Fortunately, it only adds a couple of seconds to your meal preparation. Try using one of the user-friendly food scales available online as they are the most accurate method.
You can also use online calculators, though these are based on averages and may not be as accurate, and is still a great second choice.
Eat Less Than You Need To
Eating less than you need to means eating enough to have energy for your daily activities and your workout, but a little less than your actual caloric needs.
Often, women will dramatically cut calories, thinking this will help them lose weight faster, and it can backfire in the form of stalled weight loss, fatigue, lack of motivation, and brain fog.
If you hit this point, increase your food a little. If you think you’re doing everything right and you’re still not losing weight, you can decrease your calories, a little. Small changes will bring big results.
It’s important to remember that dropping calories too low for too long can actually be dangerous to your health, so decrease slowly.
Move Your Body
When you think about moving your body more than you’re used to, you don’t have to join a gym and start lifting weights.
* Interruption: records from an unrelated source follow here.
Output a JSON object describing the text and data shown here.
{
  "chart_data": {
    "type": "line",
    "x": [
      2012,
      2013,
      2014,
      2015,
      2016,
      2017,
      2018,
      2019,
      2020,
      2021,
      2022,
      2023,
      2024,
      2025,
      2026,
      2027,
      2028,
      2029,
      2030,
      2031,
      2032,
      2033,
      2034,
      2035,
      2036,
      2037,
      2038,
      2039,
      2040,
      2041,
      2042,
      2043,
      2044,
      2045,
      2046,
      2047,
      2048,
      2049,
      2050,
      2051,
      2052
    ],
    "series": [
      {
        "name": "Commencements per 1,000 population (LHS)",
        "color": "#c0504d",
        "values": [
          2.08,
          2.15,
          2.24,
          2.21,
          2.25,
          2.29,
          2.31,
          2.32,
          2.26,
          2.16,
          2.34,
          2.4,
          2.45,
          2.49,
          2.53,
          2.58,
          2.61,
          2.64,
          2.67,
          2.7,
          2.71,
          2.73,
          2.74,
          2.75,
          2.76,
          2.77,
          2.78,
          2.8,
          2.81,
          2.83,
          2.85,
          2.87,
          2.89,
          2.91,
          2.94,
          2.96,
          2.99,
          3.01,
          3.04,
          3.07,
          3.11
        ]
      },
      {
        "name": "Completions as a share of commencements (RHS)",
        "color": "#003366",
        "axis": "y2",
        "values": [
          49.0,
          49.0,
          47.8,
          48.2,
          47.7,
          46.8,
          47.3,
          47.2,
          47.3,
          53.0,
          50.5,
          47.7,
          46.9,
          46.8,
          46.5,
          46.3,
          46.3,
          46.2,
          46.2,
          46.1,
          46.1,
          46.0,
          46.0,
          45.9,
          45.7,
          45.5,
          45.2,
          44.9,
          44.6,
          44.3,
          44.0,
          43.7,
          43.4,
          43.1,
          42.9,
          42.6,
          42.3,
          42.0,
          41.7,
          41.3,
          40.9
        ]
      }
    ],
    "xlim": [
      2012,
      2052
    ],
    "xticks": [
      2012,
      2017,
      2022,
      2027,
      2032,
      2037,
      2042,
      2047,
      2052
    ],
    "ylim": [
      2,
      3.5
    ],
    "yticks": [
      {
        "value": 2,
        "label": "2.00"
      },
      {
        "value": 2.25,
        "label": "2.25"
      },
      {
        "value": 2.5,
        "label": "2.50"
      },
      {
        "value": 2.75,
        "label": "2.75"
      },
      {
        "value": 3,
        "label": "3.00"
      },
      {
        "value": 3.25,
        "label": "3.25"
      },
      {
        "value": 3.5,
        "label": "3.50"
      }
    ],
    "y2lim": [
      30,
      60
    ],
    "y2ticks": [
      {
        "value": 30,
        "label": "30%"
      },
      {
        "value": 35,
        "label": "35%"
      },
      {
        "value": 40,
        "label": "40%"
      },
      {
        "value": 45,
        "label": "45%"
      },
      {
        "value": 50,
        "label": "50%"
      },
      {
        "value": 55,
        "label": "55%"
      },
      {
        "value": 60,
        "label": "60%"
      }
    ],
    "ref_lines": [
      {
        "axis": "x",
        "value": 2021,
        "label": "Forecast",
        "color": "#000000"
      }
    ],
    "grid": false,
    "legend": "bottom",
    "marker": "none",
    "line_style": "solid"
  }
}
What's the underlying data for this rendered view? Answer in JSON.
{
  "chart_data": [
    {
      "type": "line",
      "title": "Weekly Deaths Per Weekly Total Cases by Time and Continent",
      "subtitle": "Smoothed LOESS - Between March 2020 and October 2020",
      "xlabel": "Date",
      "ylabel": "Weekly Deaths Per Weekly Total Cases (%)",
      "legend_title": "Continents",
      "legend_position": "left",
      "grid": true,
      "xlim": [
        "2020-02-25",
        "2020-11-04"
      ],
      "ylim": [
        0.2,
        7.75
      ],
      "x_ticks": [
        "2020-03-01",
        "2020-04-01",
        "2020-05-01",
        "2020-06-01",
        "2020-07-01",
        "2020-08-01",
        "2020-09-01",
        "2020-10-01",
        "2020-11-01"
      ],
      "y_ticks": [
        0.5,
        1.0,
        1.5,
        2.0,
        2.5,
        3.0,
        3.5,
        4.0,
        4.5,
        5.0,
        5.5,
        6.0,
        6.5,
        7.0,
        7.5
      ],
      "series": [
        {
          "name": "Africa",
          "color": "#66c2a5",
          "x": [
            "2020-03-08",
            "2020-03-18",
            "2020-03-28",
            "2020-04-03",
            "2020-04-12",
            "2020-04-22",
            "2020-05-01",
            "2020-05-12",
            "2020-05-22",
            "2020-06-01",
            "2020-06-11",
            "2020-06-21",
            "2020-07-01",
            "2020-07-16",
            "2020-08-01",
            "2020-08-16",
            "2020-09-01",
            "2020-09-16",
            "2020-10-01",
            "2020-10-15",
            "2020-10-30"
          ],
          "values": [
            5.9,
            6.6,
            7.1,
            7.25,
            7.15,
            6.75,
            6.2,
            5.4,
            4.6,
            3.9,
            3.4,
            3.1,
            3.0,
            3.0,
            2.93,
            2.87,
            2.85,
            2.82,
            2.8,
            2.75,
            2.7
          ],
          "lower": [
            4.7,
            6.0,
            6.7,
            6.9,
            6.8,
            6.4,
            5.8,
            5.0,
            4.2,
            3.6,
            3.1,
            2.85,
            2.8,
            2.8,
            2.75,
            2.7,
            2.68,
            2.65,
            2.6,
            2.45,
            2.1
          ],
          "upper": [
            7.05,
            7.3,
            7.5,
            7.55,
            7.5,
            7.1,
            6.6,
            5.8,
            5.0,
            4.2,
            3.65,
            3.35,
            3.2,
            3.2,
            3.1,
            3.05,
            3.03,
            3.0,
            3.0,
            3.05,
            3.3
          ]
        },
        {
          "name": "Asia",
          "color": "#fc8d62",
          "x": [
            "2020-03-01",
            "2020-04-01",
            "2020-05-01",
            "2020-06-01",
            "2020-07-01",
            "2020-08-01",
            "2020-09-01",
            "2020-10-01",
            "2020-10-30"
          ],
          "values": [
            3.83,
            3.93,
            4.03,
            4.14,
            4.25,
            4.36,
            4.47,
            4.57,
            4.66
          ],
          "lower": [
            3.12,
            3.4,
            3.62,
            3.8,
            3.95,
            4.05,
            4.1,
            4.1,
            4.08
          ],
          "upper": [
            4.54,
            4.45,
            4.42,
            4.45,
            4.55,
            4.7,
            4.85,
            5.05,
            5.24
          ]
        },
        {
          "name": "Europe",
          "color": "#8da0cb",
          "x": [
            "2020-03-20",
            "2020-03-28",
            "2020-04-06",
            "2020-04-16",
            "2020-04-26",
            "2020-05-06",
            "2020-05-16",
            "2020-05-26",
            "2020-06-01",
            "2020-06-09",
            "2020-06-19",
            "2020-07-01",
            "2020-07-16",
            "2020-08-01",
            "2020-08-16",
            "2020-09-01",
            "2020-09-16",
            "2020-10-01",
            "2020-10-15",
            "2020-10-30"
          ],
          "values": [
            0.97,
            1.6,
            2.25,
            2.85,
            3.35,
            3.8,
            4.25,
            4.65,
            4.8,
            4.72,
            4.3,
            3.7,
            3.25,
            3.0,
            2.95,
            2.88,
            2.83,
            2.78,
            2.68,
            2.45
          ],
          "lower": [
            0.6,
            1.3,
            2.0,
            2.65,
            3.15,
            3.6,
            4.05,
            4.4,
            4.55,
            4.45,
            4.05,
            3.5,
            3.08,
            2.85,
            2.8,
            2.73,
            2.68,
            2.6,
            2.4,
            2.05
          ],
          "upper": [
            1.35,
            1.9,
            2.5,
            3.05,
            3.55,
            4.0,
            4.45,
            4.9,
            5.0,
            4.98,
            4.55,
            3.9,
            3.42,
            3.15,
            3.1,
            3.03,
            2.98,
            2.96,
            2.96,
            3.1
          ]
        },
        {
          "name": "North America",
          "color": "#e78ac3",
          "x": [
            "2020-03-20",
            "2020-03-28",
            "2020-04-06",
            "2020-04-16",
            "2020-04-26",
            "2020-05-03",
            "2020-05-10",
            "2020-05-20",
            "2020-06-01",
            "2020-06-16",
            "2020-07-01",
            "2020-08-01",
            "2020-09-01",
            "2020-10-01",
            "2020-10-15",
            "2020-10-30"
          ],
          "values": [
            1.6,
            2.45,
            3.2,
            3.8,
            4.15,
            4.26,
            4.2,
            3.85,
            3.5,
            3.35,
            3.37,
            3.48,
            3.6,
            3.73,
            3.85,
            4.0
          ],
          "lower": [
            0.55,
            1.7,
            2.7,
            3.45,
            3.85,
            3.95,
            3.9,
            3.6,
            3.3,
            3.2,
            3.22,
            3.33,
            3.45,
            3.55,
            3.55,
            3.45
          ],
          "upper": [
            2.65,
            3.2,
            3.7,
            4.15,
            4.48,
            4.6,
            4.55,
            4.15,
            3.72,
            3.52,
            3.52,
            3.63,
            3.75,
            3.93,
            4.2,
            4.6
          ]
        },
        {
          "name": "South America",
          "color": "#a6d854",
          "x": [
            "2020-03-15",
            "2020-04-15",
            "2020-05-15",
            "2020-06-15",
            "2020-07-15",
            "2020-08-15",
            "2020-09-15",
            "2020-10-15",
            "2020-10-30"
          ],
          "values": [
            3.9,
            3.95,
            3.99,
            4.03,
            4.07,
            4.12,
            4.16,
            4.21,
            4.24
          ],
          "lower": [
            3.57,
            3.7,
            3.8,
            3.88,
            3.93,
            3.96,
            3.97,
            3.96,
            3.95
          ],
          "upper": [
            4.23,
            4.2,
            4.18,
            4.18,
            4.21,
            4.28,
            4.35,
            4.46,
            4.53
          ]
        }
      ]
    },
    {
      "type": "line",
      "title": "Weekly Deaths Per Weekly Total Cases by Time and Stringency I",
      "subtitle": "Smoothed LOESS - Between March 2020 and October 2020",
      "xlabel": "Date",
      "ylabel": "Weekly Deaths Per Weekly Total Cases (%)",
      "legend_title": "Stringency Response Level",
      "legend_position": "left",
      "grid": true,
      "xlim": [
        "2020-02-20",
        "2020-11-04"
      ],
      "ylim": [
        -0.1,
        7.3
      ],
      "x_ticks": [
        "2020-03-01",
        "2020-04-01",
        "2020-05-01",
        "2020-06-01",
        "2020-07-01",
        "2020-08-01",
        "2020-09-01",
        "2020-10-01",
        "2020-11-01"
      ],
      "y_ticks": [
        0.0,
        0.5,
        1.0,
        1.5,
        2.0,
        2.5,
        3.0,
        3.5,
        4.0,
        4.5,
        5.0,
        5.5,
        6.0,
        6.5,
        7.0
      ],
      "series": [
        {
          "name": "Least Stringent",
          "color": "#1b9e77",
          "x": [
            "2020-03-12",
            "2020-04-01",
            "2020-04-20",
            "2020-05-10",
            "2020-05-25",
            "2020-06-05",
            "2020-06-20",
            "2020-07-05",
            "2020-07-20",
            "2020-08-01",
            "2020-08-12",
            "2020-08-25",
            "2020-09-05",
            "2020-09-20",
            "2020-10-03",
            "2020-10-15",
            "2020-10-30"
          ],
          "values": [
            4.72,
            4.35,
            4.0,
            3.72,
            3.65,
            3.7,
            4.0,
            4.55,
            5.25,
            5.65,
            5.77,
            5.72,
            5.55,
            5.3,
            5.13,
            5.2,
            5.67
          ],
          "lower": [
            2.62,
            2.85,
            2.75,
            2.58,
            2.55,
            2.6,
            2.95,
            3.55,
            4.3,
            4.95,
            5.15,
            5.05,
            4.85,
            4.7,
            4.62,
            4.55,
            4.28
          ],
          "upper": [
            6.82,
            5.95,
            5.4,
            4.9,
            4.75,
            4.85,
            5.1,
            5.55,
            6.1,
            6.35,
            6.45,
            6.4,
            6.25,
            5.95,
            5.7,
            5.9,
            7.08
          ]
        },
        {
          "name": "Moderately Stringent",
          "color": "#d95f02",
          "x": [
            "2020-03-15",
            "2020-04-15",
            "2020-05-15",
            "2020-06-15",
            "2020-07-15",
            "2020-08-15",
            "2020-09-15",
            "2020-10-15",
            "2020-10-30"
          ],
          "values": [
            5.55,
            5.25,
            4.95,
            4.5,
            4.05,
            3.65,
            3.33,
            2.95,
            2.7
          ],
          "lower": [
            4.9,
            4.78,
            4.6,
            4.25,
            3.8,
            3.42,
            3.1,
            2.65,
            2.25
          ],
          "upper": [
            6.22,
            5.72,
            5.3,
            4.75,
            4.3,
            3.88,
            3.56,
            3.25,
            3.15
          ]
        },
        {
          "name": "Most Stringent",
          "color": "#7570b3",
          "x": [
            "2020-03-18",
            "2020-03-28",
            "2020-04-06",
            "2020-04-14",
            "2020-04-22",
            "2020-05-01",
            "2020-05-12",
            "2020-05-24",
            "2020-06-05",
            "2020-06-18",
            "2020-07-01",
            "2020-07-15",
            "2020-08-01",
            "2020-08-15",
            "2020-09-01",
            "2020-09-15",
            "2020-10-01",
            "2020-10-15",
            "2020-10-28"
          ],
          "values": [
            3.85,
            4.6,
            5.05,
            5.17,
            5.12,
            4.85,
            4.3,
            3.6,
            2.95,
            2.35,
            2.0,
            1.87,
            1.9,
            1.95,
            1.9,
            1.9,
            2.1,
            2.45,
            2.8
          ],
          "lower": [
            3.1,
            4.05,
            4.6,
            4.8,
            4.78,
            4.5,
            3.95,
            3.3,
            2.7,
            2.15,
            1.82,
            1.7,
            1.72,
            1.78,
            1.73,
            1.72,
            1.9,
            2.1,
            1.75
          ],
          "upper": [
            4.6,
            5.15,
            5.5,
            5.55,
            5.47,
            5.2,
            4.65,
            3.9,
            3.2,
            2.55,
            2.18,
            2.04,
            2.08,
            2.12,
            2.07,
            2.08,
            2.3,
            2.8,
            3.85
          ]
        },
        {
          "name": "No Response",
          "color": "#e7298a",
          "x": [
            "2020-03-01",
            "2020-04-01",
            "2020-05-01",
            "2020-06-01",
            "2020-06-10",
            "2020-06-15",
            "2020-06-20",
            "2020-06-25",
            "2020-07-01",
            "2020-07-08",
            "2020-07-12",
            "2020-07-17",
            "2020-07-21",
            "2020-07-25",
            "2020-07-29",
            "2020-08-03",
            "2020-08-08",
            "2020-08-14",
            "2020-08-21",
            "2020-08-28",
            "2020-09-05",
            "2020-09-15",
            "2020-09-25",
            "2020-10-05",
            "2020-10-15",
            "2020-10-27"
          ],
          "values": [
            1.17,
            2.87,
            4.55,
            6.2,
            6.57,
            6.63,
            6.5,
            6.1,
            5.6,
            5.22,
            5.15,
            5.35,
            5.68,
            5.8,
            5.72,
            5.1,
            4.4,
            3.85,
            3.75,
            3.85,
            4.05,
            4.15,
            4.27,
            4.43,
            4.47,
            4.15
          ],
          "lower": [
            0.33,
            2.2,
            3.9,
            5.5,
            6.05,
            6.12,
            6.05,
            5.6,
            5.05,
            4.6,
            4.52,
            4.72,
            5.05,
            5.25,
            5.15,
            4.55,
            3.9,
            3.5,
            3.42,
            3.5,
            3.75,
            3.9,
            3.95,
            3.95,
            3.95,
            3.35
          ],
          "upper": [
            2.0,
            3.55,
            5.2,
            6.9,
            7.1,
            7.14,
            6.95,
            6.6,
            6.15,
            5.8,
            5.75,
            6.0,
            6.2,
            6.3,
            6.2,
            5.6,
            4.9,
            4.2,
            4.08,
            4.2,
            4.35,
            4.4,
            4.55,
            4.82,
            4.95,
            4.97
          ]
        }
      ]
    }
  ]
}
You absolutely can! But only if you enjoy it. You can go walking, join a dance or yoga class, or do home workouts guided by home workout dvds or apps.
There are many ways to get more physical activity in, and it doesn’t have to have any formal structure.
The Secret Sauce
You don’t really need to do anything extraordinary to lose weight – doing the little things mentioned above consistently will produce result! The magic ingredient is CONSISTENCY!
It would be lovely if excess weight would just fall off overnight, but it takes consistent mindfulness and consistent action to reach your goals.
Depending on how much weight you’re trying to lose, it may take weeks, or months, or even years, but your consistent effort will pay off.
There will be days that are harder, and there will be days that you will have too much food and too little activity. And that’s OK! That’s life. And it’s just one day on your journey.